Perhatian Bellah terhadap Jepang bukan karena Jepang satu-satunya negara bukan barat
yang mampu mengembangkan industrialisasinya pada ambang pintu mamasuki abad ke-20,
tetapi juga karena jepang memiliki satu pola industrialisasi yang khas.
Awal gerak gelombang industrialisasi di jepang pada akhir abad ke-19 tidak dimulai
dari langkah kaum industriawan, pengrajin, atau pedagang, melainkan oleh
kelas samurai. Kelas samurai inilah yang sesungguhnya membangun kembali masa kejayaan
kekaisaran Jepang, dan meletakkan dasar-dasar modernisasi Jepang.
Dengan mengikuti arah penelitian yang dikembangkan oleh Weber, Bellah mulai
tertarik untuk menguji ada tidaknya keterlibatan agama dalam kasus Jepang ini. Dengan kata
lain, “Apakah ada satu analogi fungsional dari etik protestan dalam agama Jepang?” yang
menimbulkan lahirnya masyarakat industri modern Jepang sekarang ini.
Agama Jepang
Dalam usahanya mengamati agama di Jepang, Bellah membuat dua klasifikasi
observasi.
Pertama, sekalipun memang terdapat banyak agama di Jepang, termasuk di dalamnya
Konfusianisme, Budhisme, dan Shinto. Hal ini tidak menghalangi untuk menganalisa
atau mengkategorikan agama-agama di Jepang tersebut sebagai entitas.

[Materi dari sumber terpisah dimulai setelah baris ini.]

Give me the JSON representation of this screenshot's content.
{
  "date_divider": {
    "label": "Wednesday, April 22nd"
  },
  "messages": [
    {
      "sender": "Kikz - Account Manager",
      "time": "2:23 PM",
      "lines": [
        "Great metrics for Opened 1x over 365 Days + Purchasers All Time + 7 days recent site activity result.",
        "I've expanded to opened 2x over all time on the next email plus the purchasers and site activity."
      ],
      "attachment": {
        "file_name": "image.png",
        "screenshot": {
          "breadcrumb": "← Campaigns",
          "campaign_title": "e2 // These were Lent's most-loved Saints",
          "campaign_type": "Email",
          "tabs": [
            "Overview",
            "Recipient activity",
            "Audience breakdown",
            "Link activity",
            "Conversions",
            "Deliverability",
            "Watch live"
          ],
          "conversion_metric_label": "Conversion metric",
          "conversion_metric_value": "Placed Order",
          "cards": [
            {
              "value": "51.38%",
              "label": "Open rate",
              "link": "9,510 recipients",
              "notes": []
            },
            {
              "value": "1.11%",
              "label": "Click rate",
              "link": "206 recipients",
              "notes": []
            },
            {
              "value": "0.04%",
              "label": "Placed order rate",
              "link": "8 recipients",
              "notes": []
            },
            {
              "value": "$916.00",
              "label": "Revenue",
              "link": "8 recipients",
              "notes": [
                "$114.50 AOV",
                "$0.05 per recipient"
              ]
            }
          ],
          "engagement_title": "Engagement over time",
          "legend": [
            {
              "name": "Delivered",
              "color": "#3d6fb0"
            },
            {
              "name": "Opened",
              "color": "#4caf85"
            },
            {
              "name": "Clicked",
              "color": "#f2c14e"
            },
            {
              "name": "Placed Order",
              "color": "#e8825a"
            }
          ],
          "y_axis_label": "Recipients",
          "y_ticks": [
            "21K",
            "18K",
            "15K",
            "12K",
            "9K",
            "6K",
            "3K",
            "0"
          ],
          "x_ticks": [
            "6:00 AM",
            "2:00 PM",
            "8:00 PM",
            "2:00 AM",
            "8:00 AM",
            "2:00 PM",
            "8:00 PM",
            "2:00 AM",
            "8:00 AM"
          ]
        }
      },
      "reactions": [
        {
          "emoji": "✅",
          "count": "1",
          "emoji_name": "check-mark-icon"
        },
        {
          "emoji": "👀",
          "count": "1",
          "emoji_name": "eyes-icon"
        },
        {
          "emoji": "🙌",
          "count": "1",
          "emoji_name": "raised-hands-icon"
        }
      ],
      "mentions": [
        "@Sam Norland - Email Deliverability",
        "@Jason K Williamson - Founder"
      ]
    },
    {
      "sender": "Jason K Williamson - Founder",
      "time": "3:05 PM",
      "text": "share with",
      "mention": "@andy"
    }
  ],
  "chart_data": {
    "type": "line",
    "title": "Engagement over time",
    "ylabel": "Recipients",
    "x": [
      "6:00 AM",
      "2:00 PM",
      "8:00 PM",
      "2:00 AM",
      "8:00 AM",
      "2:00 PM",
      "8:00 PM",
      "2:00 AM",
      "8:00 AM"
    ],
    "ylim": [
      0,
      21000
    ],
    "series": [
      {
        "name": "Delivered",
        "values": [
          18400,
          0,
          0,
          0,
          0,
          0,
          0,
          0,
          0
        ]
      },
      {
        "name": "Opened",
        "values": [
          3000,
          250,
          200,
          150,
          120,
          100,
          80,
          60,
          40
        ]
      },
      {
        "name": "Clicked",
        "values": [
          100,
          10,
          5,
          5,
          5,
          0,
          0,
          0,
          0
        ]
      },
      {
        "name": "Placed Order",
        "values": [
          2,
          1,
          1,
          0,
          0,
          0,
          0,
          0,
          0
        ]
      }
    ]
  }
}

Agama di Jepang memang sudah berbaur dan sulit dibedakan secara lebih rinci lagi.
Agama satu dengan agama yang lainnya sama-sama mempengaruhi dan memiliki
hubungan. Sehingga bisa dikatakan bahwa Konfusianisme di Jepang sangat berbeda
dengan Konfusianisme di China dan Budhisme jepang berbeda dangan Budhisme
India.
Kedua, bahwa agama di Jepang membentuk nilai-nilai dasar masyarakat Jepang.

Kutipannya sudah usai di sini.